The Community College of Baltimore County (CCBC) has joined USS!

Here at Universities Studying Slavery (USS) headquarters, we are still catching up on a very active spring and summer. Even as the pandemic swept through the country and exerted a profound impact on colleges and universities, schools continued to contact us, join the growing movement of coming to terms with slavery and racism in institutional pasts, and share with the consortium their findings, their programs, and their challenges. Please welcome the Community College of Baltimore County (CCBC) to the team!

In accepting the invitation to join Universities Studying Slavery (USS), CCBC President Sandra L. Kurtinitis indicated the school had recently completed a $6.5 million comprehensive renovation of the historic Hilton Mansion on its CCBC Catonsville campus. The mansion, which pre-dates the Civil War, has been an area landmark for nearly two centuries. Until the recent renovation, the structure was underutilized and its history as a site of African American enslavement under-acknowledged.

Now, as the new home of CCBC’s Global Education and Honors Programs, the Hilton Center has garnered student interest, campus, and community-wide attention. Within that context, the college is committed to confronting its own past entanglement in human bondage and the many legacies of that history with an eye toward reconciliation and repair.
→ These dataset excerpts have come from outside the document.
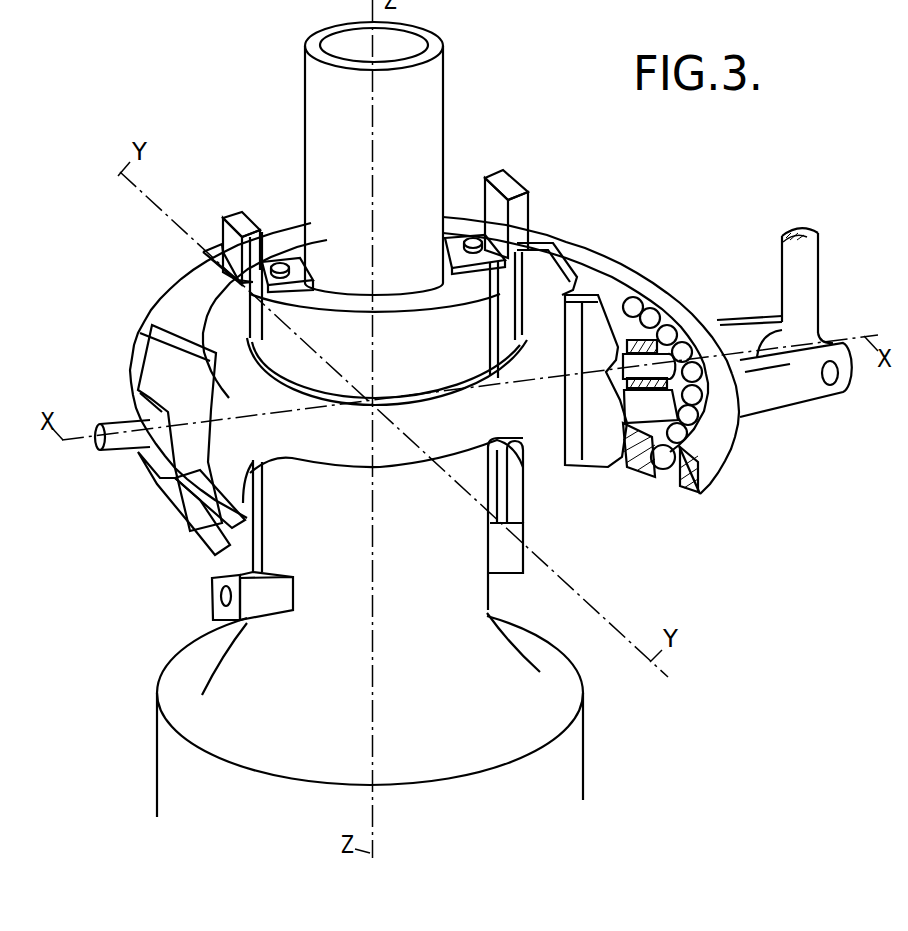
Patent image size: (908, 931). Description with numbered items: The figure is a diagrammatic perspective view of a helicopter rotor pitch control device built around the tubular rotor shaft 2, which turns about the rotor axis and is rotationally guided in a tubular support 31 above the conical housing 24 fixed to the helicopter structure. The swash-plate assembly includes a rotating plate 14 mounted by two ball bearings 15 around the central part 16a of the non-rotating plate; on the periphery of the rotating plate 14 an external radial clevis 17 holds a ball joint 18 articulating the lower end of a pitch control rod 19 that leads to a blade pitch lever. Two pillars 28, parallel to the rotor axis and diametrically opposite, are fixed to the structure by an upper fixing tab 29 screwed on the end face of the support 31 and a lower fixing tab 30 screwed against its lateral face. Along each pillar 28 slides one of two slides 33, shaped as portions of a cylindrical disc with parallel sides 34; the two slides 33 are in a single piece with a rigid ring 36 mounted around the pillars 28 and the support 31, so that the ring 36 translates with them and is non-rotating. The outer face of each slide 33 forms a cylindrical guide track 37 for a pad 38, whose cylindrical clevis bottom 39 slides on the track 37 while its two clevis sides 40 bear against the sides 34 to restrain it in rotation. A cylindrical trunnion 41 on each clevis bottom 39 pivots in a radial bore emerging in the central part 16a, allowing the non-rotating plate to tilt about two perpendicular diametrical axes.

The rotor shaft 2 is at (328, 87).
The rotating plate 14 is at (715, 445).
The ball bearings 15 is at (664, 469).
The central part of the non-rotating plate 16a is at (633, 465).
The external radial clevis 17 is at (805, 387).
The ball joint 18 is at (812, 342).
The pitch control rod 19 is at (806, 262).
The conical housing 24 is at (547, 765).
The pillar 28 is at (230, 212).
The upper fixing tab 29 is at (281, 260).
The lower fixing tab 30 is at (283, 590).
The tubular support 31 is at (305, 665).
The slide 33 is at (195, 262).
The sides of the slide 34 is at (230, 528).
The rigid ring 36 is at (342, 440).
The guide track 37 is at (195, 301).
The pad 38 is at (136, 350).
The clevis bottom 39 is at (153, 483).
The clevis sides 40 is at (188, 480).
The trunnion 41 is at (115, 430).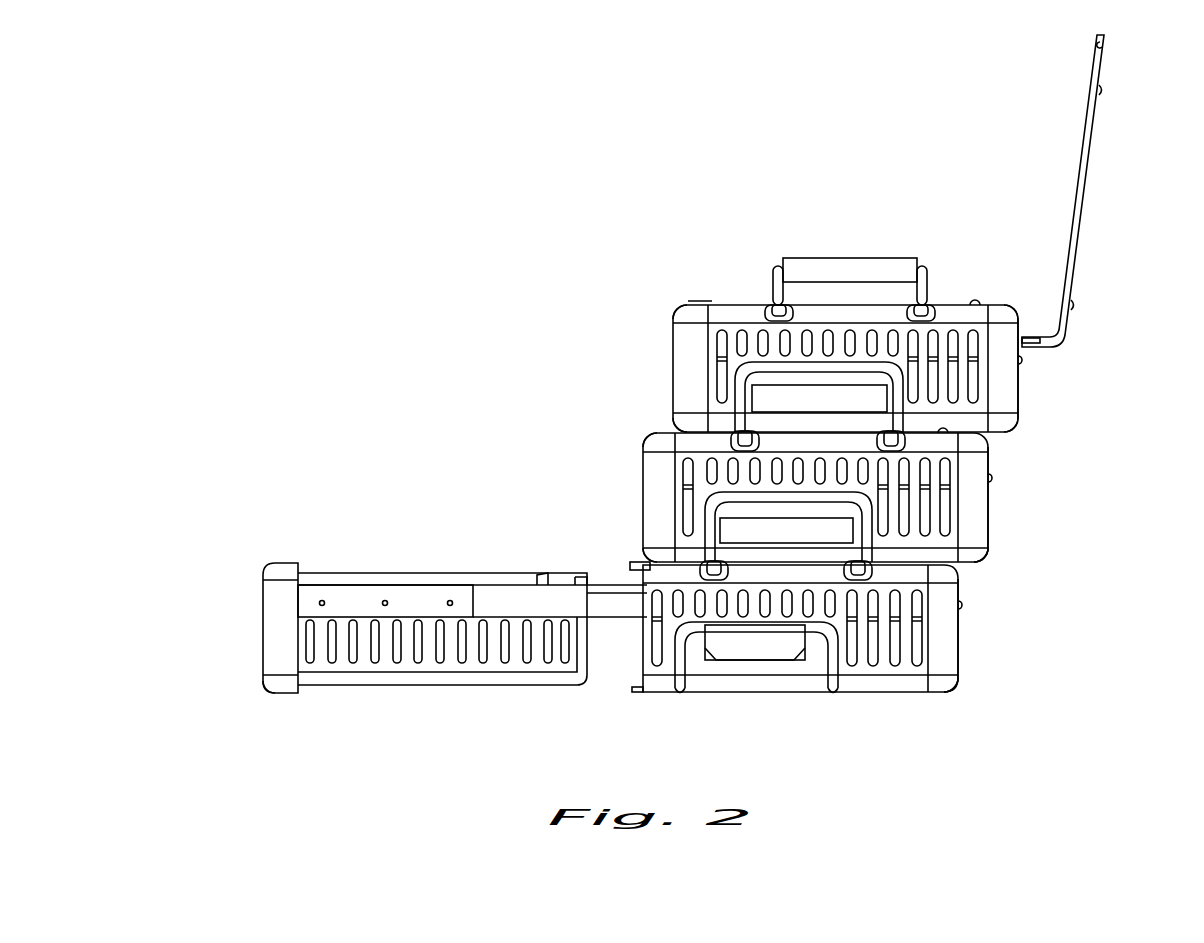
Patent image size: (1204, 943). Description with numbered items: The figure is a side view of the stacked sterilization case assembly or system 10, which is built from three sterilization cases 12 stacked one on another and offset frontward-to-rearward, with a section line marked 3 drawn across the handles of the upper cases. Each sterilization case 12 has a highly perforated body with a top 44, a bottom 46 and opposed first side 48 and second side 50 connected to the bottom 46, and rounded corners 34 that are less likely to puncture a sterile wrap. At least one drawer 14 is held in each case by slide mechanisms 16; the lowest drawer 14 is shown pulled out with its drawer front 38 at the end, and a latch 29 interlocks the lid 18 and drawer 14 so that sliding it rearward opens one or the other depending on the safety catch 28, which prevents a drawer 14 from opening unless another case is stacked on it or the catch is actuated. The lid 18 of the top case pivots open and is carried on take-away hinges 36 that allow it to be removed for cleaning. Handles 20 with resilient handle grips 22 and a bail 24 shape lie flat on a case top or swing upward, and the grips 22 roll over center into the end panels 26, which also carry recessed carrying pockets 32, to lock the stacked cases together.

The stacked sterilization case assembly 10 is at (490, 228).
The sterilization case 12 is at (1005, 385).
The drawer 14 is at (430, 678).
The slide mechanism 16 is at (343, 600).
The lid 18 is at (1088, 135).
The handle 20 is at (749, 358).
The handle grip 22 is at (893, 260).
The bail 24 is at (773, 280).
The end panel 26 is at (967, 402).
The safety catch 28 is at (975, 304).
The latch 29 is at (635, 565).
The recessed carrying pocket 32 is at (835, 378).
The rounded corner 34 is at (688, 300).
The take-away hinge 36 is at (1038, 340).
The drawer front 38 is at (432, 490).
The top 44 is at (732, 305).
The bottom 46 is at (1000, 425).
The first side 48 is at (673, 340).
The second side 50 is at (1022, 365).
The section line 3 is at (802, 215).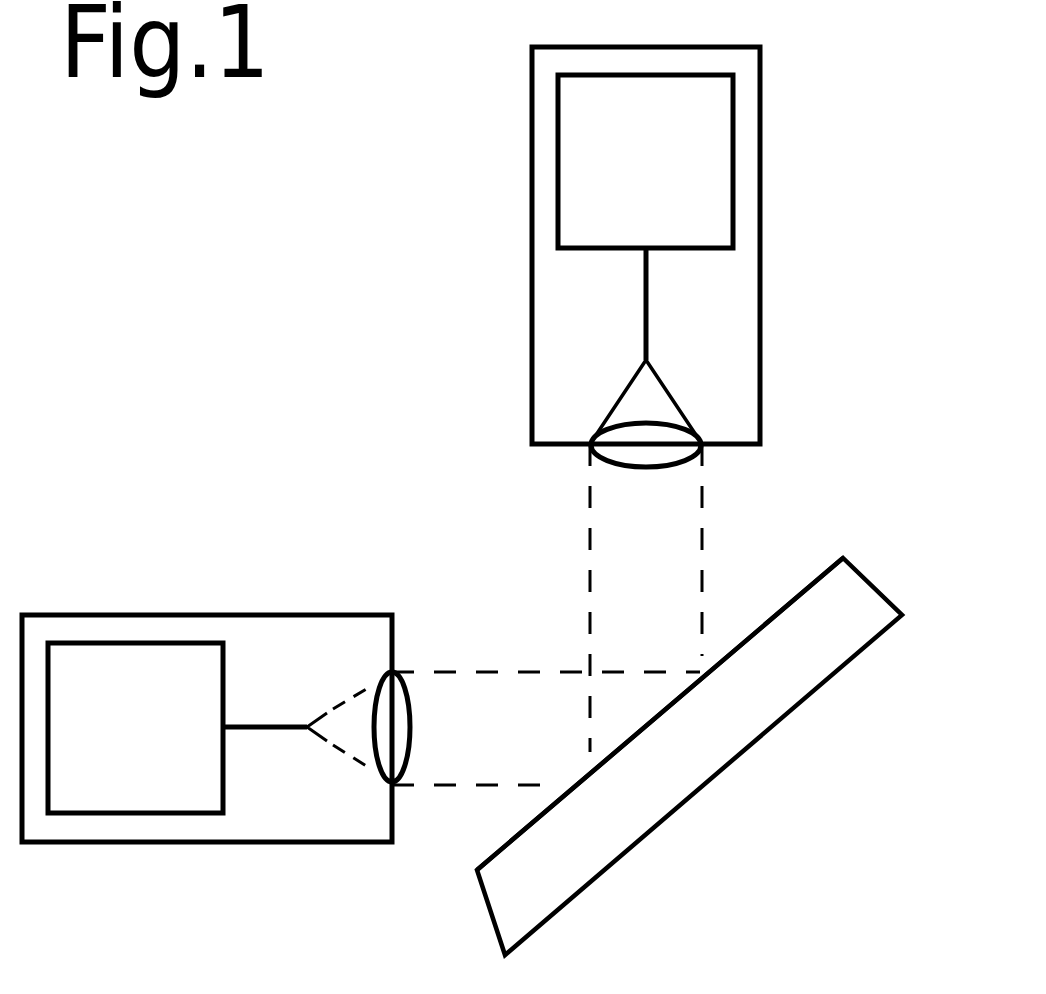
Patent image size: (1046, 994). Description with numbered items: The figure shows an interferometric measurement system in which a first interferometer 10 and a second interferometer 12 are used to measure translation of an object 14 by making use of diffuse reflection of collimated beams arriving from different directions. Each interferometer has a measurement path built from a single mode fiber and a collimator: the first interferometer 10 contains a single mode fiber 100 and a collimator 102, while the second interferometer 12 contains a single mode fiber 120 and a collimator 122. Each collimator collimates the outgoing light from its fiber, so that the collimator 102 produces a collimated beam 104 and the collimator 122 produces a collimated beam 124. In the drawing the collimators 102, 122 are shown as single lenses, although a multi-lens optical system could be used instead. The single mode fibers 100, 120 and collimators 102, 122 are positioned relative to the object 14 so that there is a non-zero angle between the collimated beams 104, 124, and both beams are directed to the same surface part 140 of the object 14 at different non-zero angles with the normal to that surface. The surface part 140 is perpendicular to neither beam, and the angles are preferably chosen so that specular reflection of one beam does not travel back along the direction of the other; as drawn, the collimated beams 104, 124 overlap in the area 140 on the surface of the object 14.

The first interferometer 10 is at (273, 614).
The single mode fiber 100 is at (280, 730).
The collimator 102 is at (407, 697).
The collimated beam 104 is at (418, 785).
The second interferometer 12 is at (532, 165).
The single mode fiber 120 is at (646, 300).
The collimator 122 is at (687, 458).
The collimated beam 124 is at (590, 508).
The object 14 is at (618, 868).
The surface part 140 is at (673, 703).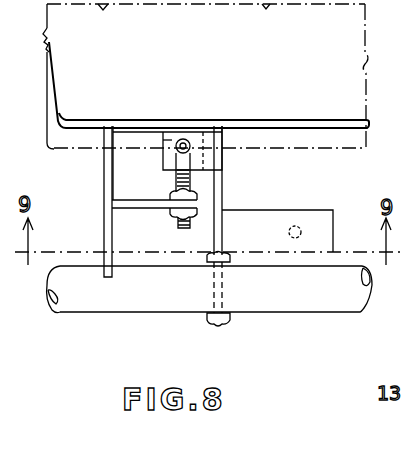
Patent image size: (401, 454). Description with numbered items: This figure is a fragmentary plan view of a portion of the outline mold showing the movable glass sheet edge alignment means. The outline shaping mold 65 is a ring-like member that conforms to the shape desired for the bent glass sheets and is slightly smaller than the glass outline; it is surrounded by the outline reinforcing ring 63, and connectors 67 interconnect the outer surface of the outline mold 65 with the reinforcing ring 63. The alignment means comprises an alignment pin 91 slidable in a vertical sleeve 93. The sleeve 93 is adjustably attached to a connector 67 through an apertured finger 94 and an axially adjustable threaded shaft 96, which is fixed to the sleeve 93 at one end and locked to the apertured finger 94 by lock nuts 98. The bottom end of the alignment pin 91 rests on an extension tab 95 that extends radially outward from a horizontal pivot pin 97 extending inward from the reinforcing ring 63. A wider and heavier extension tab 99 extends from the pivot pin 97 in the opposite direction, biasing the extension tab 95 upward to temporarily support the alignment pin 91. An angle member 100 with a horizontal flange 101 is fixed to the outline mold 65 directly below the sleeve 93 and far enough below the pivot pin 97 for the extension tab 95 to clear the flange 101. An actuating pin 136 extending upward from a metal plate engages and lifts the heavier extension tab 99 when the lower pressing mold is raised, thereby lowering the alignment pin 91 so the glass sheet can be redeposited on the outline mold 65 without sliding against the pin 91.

The outline reinforcing ring 63 is at (300, 306).
The outline shaping mold 65 is at (285, 122).
The connector 67 is at (104, 220).
The alignment pin 91 is at (184, 139).
The vertical sleeve 93 is at (176, 155).
The apertured finger 94 is at (140, 200).
The extension tab 95 is at (167, 136).
The threaded shaft 96 is at (178, 227).
The horizontal pivot pin 97 is at (222, 183).
The lock nuts 98 is at (199, 213).
The heavier extension tab 99 is at (318, 212).
The angle member 100 is at (205, 125).
The horizontal flange 101 is at (176, 175).
The actuating pin 136 is at (290, 224).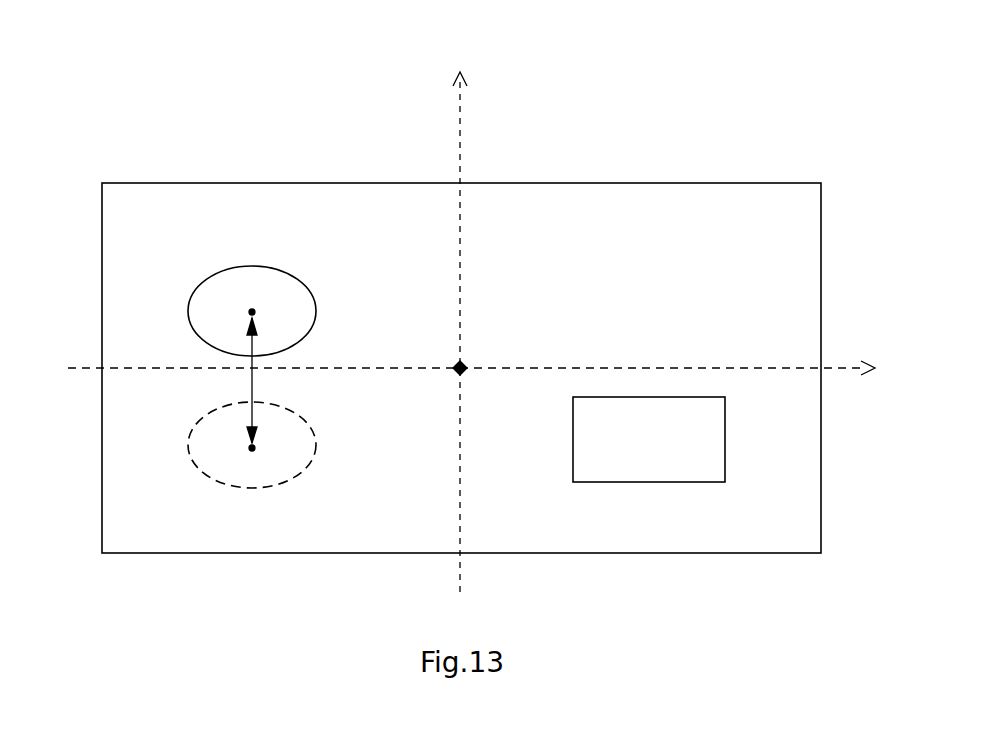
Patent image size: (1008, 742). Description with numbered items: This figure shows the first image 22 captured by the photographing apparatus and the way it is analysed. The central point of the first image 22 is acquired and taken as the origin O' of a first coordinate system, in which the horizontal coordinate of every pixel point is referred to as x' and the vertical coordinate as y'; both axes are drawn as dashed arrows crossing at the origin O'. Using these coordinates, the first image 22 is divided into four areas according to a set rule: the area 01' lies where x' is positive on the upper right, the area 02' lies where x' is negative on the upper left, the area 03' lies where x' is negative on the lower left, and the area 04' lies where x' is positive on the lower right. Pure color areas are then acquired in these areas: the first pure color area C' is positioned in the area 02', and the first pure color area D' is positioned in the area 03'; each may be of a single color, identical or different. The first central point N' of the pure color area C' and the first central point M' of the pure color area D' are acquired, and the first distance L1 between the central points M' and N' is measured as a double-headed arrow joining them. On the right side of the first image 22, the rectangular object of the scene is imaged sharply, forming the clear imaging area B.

The first image 22 is at (638, 183).
The area of first image 01' is at (794, 252).
The area of first image 02' is at (102, 306).
The area of first image 03' is at (102, 504).
The area of first image 04' is at (591, 570).
The origin of first coordinate system O' is at (531, 234).
The horizontal coordinate x' is at (471, 354).
The vertical coordinate y' is at (475, 332).
The central point of first pure color area C' N' is at (229, 202).
The central point of first pure color area D' M' is at (280, 534).
The first pure color area C' is at (294, 230).
The first pure color area D' is at (228, 512).
The first distance L1 is at (234, 380).
The clear imaging area of rectangular object in first image B is at (725, 428).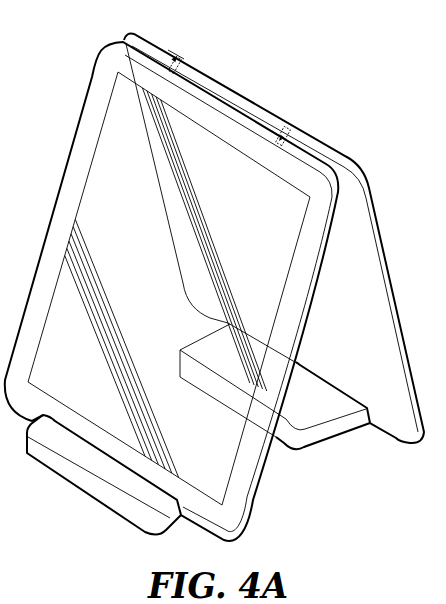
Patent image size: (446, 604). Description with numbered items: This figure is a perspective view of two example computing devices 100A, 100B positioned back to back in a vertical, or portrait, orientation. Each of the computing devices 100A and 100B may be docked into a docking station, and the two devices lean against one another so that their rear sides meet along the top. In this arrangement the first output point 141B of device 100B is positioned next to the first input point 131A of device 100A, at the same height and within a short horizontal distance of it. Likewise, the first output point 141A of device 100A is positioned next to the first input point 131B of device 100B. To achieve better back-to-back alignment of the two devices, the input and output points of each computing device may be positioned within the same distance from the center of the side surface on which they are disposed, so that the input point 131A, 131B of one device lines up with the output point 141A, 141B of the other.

The computing device 100A is at (252, 512).
The computing device 100B is at (394, 437).
The first input point 131A is at (174, 60).
The first input point 131B is at (283, 136).
The first output point 141A is at (278, 144).
The first output point 141B is at (181, 59).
Since the new Hilton Center opened in 2018, CCBC has hosted walking tours of campus historic sites, lectures, a photography exhibit, bus tours of regional sites relevant to African American history, film screenings, field trips, and an annual forum examining the antebellum history of the local community, as part of CCBC’s “Invisible History” Commemoration event series.

With a generous grant from the Andrew W. Mellon Foundation, we will expand the “Invisible History” series and engage students more directly in undergraduate research related to campus and regional history. CCBC is excited to expand its connections to other colleges and universities engaged in this important work. The CCBC Project is led by Dr. Natasha Cole-Leonard (Associate Professor of English) and includes Assistant Professor of Sociology Dr. Myron Strong, Associate Professor of History and Africana Studies Professor Michelle Wright, History Instructor Joshua Ackerman, Library Services Collection Development Coordinator Ms. Elizabeth Godwin, Dean of Special Academic Programs Dr. Monica Walker, and Dean of Wellness, Education, Behavioral & Social Sciences Dr. Timothy Davis.

Please welcome the Community College of Baltimore County (CCBC) to Universities Studying Slavery (USS)!